5. Set up your online and physical spaces

Setting up your workspace means two things: arranging where you physically stay to do your work, and what potential clients see when they visit your website. Putting these together properly means different things for each, so it’s best to approach them separately. 

Your physical space

Where do you like to work and what do you need in order to do your work? These are the two overarching questions which ought to drive your quest to find the perfect physical space from which to work. Many factors will influence your decision:

  • Family or flatmates in your living and working space
  • Cost of office rental in your area of work
  • Commute to and from working space
  • Product manufactured or services offered by your business

Your online space 

While your website is important, this doesn’t encompass your online space. Think of your digital space more metaphorically: it is a public presentation of you via your business. Everything you do under your brand should be done with consideration of your reputation. Instead of merely inhabiting your digital space, you embody it. 

Ask yourself these questions when crafting your online presence: 

  • What values does my brand uphold?
  • How can I communicate these values?
  • Which online channels best serve my product or service?
  • How important is an active online presence for my business? 
  • How closely tied is my personal life with my business? 
  • What do my potential customers and clients expect from me? 
  • What aesthetic best represents my brand?

6. Develop a marketing plan

Your marketing plan is closely connected to your online space. Think of them in the same way (how do I want to communicate what my brand represents) but with results in mind: what kind of results will I see based on my efforts to establish my online presence?

To help you begin to funnel your digital brand into actionable marketing techniques, let’s go over a few of the major marketing styles which may or may not be suitable for your brand: 

Traditional advertising

Interruptive, costly, memorable, and historically popular, traditional advertising may show a downward trend in recent years, but used sparingly it can be very effective.
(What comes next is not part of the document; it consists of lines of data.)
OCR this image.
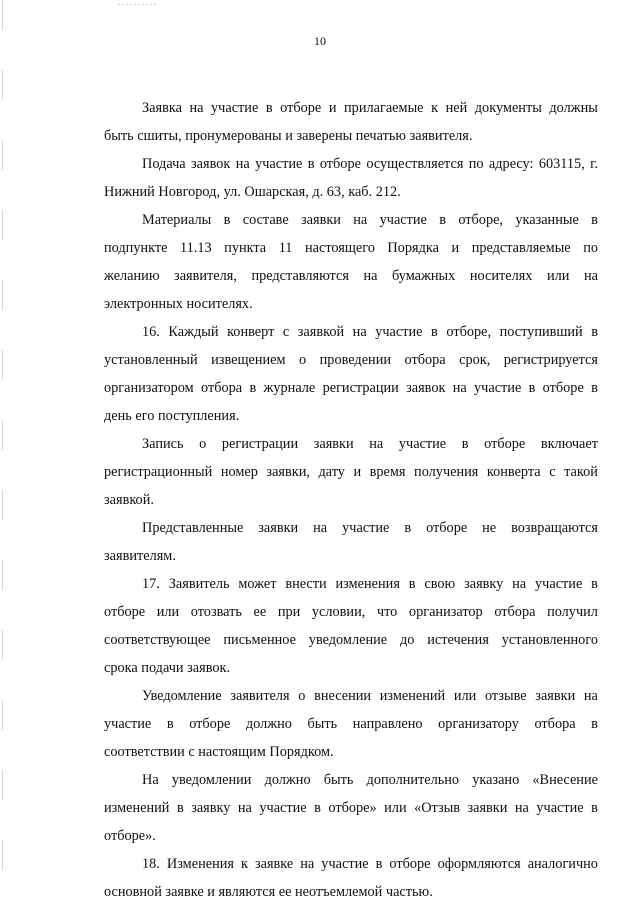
10
Заявка на участие в отборе и прилагаемые к ней документы должны
быть сшиты, пронумерованы и заверены печатью заявителя.
Подача заявок на участие в отборе осуществляется по адресу: 603115, г.
Нижний Новгород, ул. Ошарская, д. 63, каб. 212.
Материалы в составе заявки на участие в отборе, указанные в
подпункте 11.13 пункта 11 настоящего Порядка и представляемые по
желанию заявителя, представляются на бумажных носителях или на
электронных носителях.
16. Каждый конверт с заявкой на участие в отборе, поступивший в
установленный извещением о проведении отбора срок, регистрируется
организатором отбора в журнале регистрации заявок на участие в отборе в
день его поступления.
Запись о регистрации заявки на участие в отборе включает
регистрационный номер заявки, дату и время получения конверта с такой
заявкой.
Представленные заявки на участие в отборе не возвращаются
заявителям.
17. Заявитель может внести изменения в свою заявку на участие в
отборе или отозвать ее при условии, что организатор отбора получил
соответствующее письменное уведомление до истечения установленного
срока подачи заявок.
Уведомление заявителя о внесении изменений или отзыве заявки на
участие в отборе должно быть направлено организатору отбора в
соответствии с настоящим Порядком.
На уведомлении должно быть дополнительно указано «Внесение
изменений в заявку на участие в отборе» или «Отзыв заявки на участие в
отборе».
18. Изменения к заявке на участие в отборе оформляются аналогично
основной заявке и являются ее неотъемлемой частью.
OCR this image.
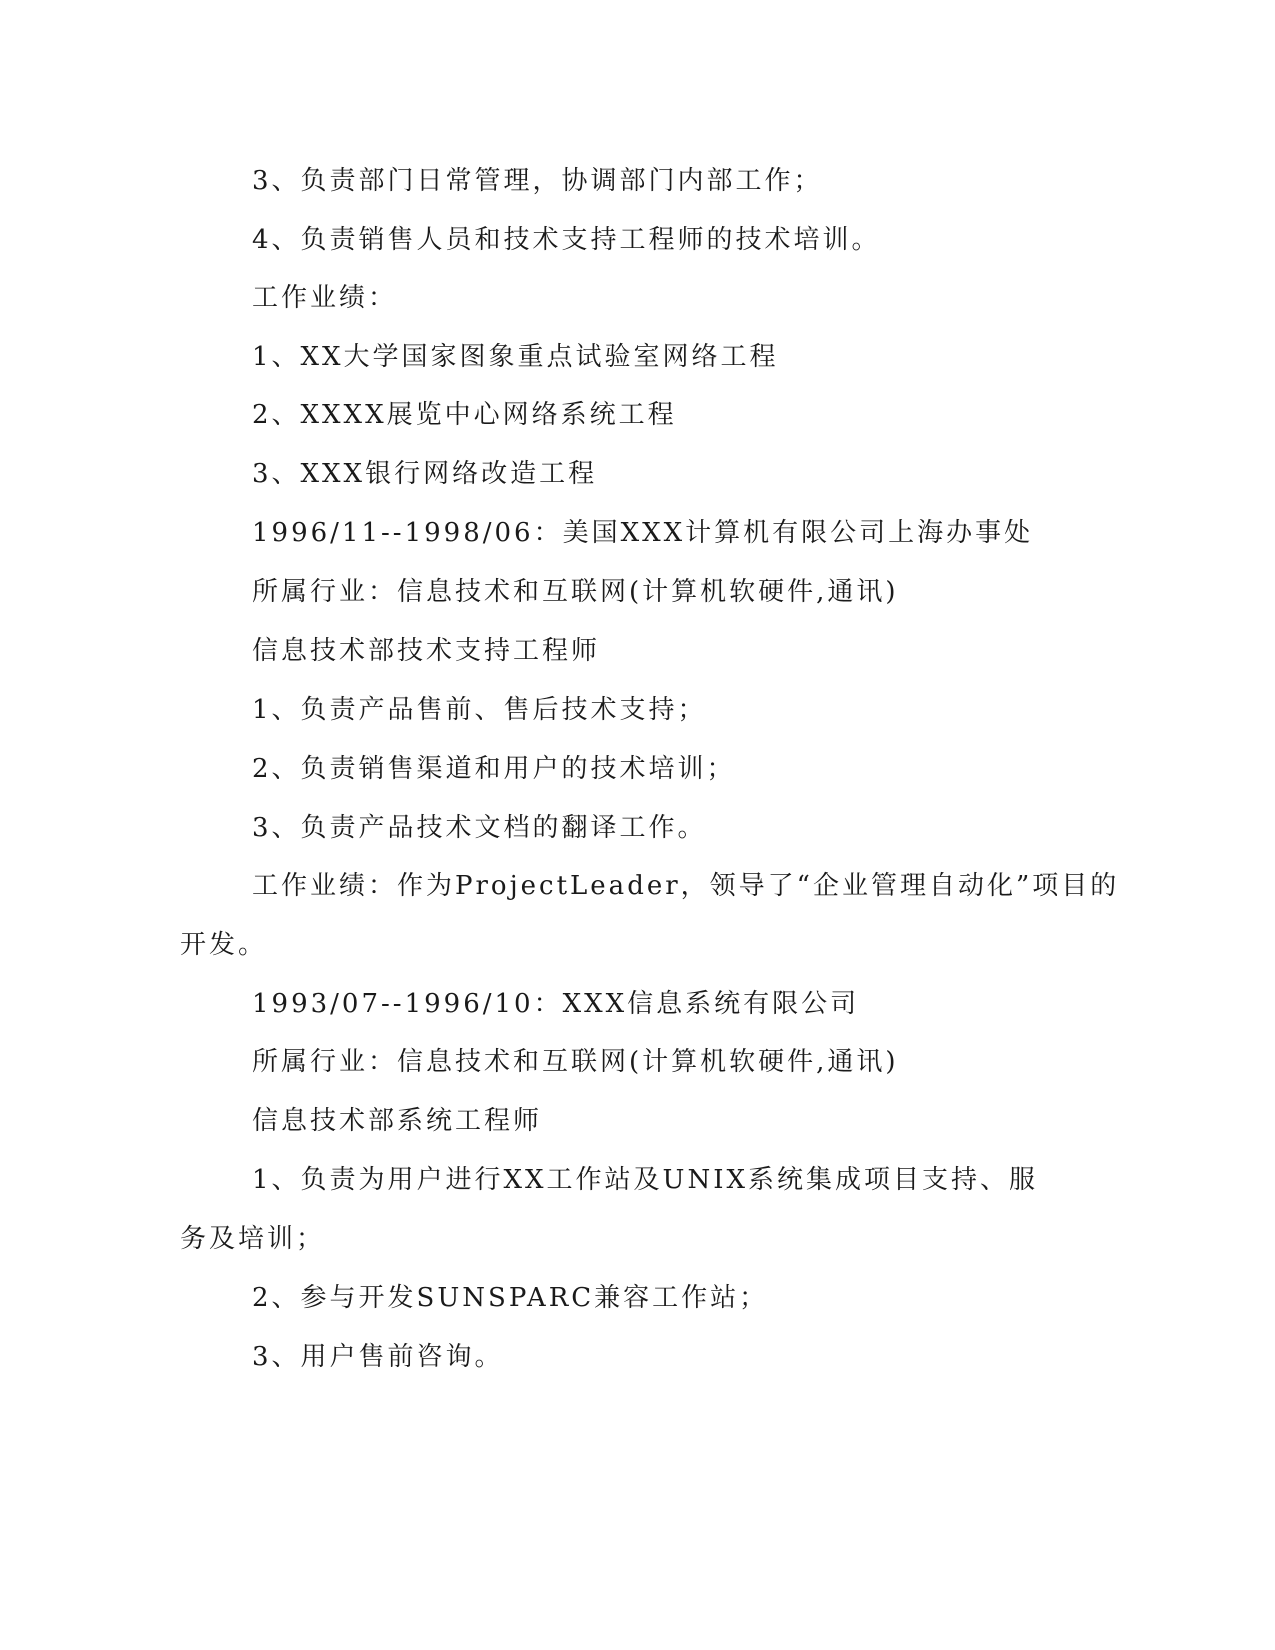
3、负责部门日常管理，协调部门内部工作；

4、负责销售人员和技术支持工程师的技术培训。

工作业绩：

1、XX大学国家图象重点试验室网络工程

2、XXXX展览中心网络系统工程

3、XXX银行网络改造工程

1996/11--1998/06：美国XXX计算机有限公司上海办事处

所属行业：信息技术和互联网(计算机软硬件,通讯)

信息技术部技术支持工程师

1、负责产品售前、售后技术支持；

2、负责销售渠道和用户的技术培训；

3、负责产品技术文档的翻译工作。

工作业绩：作为ProjectLeader，领导了“企业管理自动化”项目的

开发。

1993/07--1996/10：XXX信息系统有限公司

所属行业：信息技术和互联网(计算机软硬件,通讯)

信息技术部系统工程师

1、负责为用户进行XX工作站及UNIX系统集成项目支持、服

务及培训；

2、参与开发SUNSPARC兼容工作站；

3、用户售前咨询。
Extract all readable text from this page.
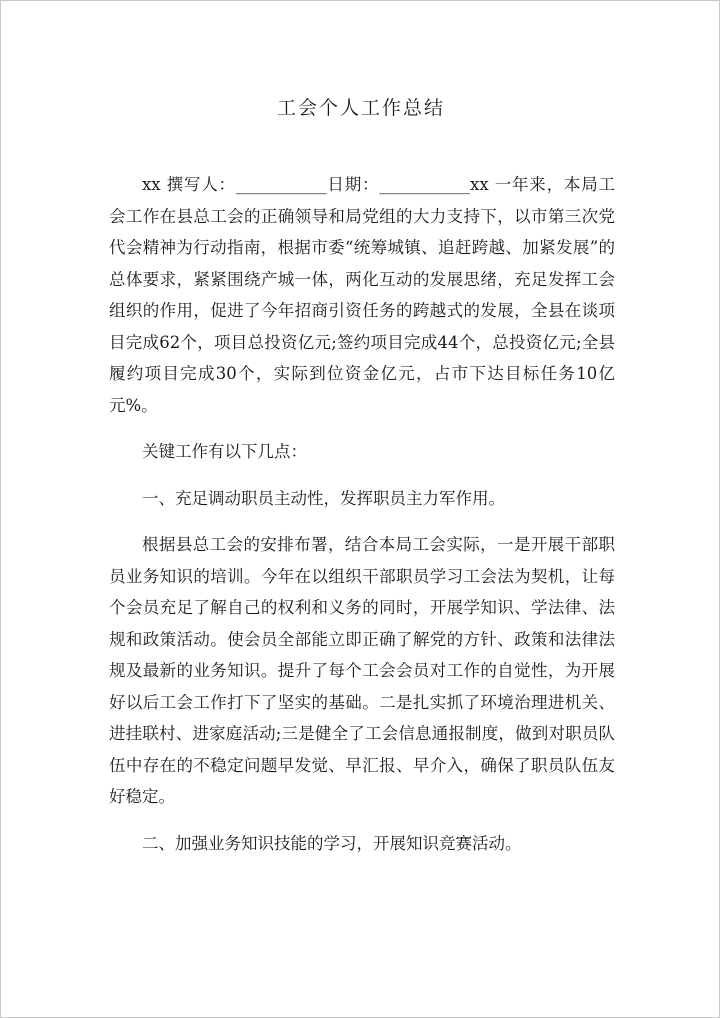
工会个人工作总结

xx 撰写人：___________日期：___________xx 一年来，本局工会工作在县总工会的正确领导和局党组的大力支持下，以市第三次党代会精神为行动指南，根据市委“统筹城镇、追赶跨越、加紧发展”的总体要求，紧紧围绕产城一体，两化互动的发展思绪，充足发挥工会组织的作用，促进了今年招商引资任务的跨越式的发展，全县在谈项目完成62个，项目总投资亿元;签约项目完成44个，总投资亿元;全县履约项目完成30个，实际到位资金亿元，占市下达目标任务10亿元%。

关键工作有以下几点：

一、充足调动职员主动性，发挥职员主力军作用。

根据县总工会的安排布署，结合本局工会实际，一是开展干部职员业务知识的培训。今年在以组织干部职员学习工会法为契机，让每个会员充足了解自己的权利和义务的同时，开展学知识、学法律、法规和政策活动。使会员全部能立即正确了解党的方针、政策和法律法规及最新的业务知识。提升了每个工会会员对工作的自觉性，为开展好以后工会工作打下了坚实的基础。二是扎实抓了环境治理进机关、进挂联村、进家庭活动;三是健全了工会信息通报制度，做到对职员队伍中存在的不稳定问题早发觉、早汇报、早介入，确保了职员队伍友好稳定。

二、加强业务知识技能的学习，开展知识竞赛活动。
Traditional advertising channels include: 

  • TV spots and ads
  • Radio commercials
  • Full page magazine ads
  • Billboards

Digital advertising and content marketing

The wave of the future, digital advertising is disruptive where traditional advertising is interruptive. More cost effective and easier to implement as a small business owner, the digital advertising space is nonetheless competitive and more difficult to stand out than a costly mass media advertising campaign. Methods include:

  • Company blogs
  • Twitter hashtags
  • Social media polls
  • Podcast spots 
  • Sponsorship of creators (Youtube content creators, Instagram influencers etc.) 

Drawing up your marketing plan

Once you’ve chosen your advertising methods (preferably a mix of the two if possible), it’s time to draw up a marketing plan. Like putting together a business plan, your marketing plan will include financial projections, goals, potential setbacks, and business growth plans. However in this case, your calculations based on these categories will be strictly related to marketing:

  • Financial projections: once this marketing campaign is implemented, how much do I hope to earn from it? Does this easily cover the cost of the campaign and leave room to afford another? 
  • Goals: how many conversions do I hope to see from this series of blogs? Which podcasts do I hope to do guest spots on this year?
  • Potential setbacks: this TV spot will be an expensive venture, can I recuperate the losses if it doesn’t work as hoped? 
  • Growth plans: Once my earnings increase enough to hire a content marketing team, what do I hope to achieve with them? 


There’s a lot to do after the bolt of lightning strikes you with inspiration for a startup. You’ll have to temper your electric excitement so you can soberly consider how to proceed with your idea. The idea behind this blog post has been to provide a roadmap for how to start a startup, assisting you in considering the most important things and asking you questions that get your thinking about your approach. Ultimately, your startup success comes down to you—but that doesn’t mean you shouldn’t take all the help you can get.